The actual data was difficult to understand because it was aggregated earlier.
This time, let's look at the "raw" data before it is aggregated.
From here, we will check the data while explaining the query.
Executing a SELECT statement (getting all columns): Query No.2
SELECT
*
FROM
`bigquery-public-data.ga4_obfuscated_sample_ecommerce.events_20210118`
Let's run the above query,
we should get the following results:
The query we ran this time was written in a syntax for extracting data called a SELECT statement.
The basic syntax is as follows:
Executing a SELECT statement (retrieving columns): Query No.3
In this example, "*" was used for [Specify columns to retrieve], but this is the symbol used to retrieve all columns. You
can also specify the column name, in which case the result will be as follows:
In a database, rows are called columns and data is called records.
SELECT
event_date
FROM
`bigquery-public-data.ga4_obfuscated_sample_ecommerce.events_20210118`
[Side note] What does the "*" in the FROM phone number list malaysia clause mean?
In the query No. 1, the data source after the FROM clause
bigquery-public-data.ga4_obfuscated_sample_ecommerce.events_*
is
In Query No. 2 and Query No. 3,
bigquery-public-data.ga4_obfuscated_sample_ecommerce.events_20210118
it is stated as follows.
These differences are due to the fact that GA4 data has a special data structure called "sharding."
This is a complicated topic, so you can skip it, but I'll explain it for those who are interested.
By splitting and storing data using sharding, the amount of calculations required for data extraction can be reduced.
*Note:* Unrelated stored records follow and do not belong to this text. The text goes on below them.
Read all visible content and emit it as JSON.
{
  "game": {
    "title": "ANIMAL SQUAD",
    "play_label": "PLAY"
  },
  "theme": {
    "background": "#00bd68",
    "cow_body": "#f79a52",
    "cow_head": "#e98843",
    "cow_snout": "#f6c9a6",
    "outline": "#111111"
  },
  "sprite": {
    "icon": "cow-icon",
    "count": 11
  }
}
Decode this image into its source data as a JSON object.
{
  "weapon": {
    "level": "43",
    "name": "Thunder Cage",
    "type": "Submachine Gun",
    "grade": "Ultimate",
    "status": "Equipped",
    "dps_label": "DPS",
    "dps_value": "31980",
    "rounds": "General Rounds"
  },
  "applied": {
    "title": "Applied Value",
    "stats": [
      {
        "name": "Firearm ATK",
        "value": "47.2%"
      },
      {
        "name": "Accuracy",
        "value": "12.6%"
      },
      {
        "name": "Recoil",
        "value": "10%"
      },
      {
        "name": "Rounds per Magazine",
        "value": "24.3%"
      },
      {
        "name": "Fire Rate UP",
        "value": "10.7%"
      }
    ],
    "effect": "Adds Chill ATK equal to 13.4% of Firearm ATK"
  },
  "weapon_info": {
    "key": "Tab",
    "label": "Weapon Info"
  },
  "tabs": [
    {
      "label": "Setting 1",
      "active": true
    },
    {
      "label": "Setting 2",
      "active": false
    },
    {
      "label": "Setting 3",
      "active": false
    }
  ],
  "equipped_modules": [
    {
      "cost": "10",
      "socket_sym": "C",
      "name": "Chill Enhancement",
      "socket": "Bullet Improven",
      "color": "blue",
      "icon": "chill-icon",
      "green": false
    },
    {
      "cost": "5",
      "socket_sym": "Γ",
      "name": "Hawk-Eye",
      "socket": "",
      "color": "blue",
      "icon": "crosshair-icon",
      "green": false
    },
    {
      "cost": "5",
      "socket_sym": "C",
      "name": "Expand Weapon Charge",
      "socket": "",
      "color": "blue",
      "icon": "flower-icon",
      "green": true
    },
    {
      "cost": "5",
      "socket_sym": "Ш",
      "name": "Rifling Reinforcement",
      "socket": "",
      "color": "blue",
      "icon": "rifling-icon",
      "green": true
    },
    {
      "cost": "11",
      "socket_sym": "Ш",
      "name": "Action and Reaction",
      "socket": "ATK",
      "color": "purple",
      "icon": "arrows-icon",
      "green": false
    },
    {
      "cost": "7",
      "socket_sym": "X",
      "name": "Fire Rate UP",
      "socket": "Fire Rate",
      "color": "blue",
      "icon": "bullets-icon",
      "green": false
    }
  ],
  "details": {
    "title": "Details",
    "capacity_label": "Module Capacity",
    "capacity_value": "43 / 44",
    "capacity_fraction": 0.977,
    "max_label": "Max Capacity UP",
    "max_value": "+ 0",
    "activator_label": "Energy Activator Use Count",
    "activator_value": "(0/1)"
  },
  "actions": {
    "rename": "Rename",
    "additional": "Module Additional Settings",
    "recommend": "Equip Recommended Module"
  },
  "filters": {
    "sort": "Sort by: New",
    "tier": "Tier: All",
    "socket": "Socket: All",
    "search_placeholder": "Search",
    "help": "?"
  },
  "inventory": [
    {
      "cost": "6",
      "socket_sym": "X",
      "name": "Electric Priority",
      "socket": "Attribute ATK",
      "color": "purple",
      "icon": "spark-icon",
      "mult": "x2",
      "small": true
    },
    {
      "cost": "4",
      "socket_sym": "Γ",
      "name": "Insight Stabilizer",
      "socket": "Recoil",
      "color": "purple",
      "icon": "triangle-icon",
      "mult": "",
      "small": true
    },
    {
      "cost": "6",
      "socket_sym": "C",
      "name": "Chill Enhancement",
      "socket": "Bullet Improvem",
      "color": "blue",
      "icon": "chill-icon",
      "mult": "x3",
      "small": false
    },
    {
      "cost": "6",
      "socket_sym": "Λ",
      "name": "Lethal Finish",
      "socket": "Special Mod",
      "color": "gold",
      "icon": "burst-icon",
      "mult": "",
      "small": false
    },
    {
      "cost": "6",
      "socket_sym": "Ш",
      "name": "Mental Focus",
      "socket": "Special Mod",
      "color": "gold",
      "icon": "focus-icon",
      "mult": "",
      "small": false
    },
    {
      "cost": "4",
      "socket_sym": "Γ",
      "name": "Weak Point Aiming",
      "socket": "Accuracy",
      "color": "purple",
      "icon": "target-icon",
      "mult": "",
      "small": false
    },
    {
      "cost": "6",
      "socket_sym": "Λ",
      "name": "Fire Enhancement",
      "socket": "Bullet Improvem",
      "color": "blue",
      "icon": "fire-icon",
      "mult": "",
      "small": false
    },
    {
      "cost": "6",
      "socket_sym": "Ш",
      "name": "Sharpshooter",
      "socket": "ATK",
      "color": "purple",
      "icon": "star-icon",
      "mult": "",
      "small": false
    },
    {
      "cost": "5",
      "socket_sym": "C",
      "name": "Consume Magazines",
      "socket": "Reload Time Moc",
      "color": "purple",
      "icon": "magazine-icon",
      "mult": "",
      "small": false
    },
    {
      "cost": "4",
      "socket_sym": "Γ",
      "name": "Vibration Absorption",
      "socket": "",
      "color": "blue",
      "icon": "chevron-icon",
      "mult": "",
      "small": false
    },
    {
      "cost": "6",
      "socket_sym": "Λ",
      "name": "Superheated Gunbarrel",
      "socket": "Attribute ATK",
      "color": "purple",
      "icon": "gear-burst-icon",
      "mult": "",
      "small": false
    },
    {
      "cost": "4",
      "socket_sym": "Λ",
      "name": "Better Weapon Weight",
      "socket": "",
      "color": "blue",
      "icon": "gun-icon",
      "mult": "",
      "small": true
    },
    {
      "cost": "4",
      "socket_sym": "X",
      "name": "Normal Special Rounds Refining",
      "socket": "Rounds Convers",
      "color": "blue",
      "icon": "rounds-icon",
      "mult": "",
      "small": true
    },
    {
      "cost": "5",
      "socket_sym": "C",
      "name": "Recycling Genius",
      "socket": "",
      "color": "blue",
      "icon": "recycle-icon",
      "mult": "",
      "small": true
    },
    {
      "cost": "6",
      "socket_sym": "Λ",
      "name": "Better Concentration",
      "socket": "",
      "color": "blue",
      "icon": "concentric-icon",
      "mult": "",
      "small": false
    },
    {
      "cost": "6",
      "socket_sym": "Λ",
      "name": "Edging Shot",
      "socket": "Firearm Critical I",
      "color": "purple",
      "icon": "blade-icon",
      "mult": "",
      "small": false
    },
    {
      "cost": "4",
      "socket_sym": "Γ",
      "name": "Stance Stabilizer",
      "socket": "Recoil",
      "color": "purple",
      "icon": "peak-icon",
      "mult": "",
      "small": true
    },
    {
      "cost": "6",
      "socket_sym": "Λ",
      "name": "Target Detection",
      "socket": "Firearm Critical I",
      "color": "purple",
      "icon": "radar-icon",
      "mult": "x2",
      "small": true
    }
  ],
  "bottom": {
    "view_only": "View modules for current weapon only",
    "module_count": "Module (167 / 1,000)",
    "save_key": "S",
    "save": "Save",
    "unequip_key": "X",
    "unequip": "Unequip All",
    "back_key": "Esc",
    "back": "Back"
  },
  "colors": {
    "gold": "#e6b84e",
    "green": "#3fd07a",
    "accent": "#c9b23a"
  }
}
In the example of GA4 data, the data is split by date, and there are independent tables with the date added to the end for each day. By accessing the tables for each date, data can be extracted by searching for data for a single day.
On the other hand, there may be cases where you want to run a query for a set number of days, in which case you can use "*" to treat multiple tables as if they were a single table.
However, because all tables will be searched, the amount of data processed will increase, as shown below.
In fact, there is another method of dividing data to reduce the amount of data to be processed called partitioning, which is generally easier to use, so I don't think there is much need to create a sharding structure.
"Clause" to be combined with SELECT statement
A "clause" is a block of code that can be added to SQL; other clauses include the WHERE clause and the EXISTS clause.
Specifying records with the WHERE clause: Query No.4
The WHERE clause is used when you want to narrow down the data to be retrieved.
It returns only records for which the judgment expression written after the FROM clause is true.
In this example, it specifies only data where the event_name is "page_view".
SELECT
event_date,event_timestamp,event_name
FROM
`bigquery-public-data.ga4_obfuscated_sample_ecommerce.events_20210118`
WHERE
event_name = "page_view"
Specifying record order using the ORDER clause: Query No.5
The ORDER clause is used when you want to sort the data you are getting.
You sort by specifying the column name you want to sort by after the FROM clause.
Enter ASC for ascending order and DESC for descending order.
In this example, we will sort event_timestamp in ascending order.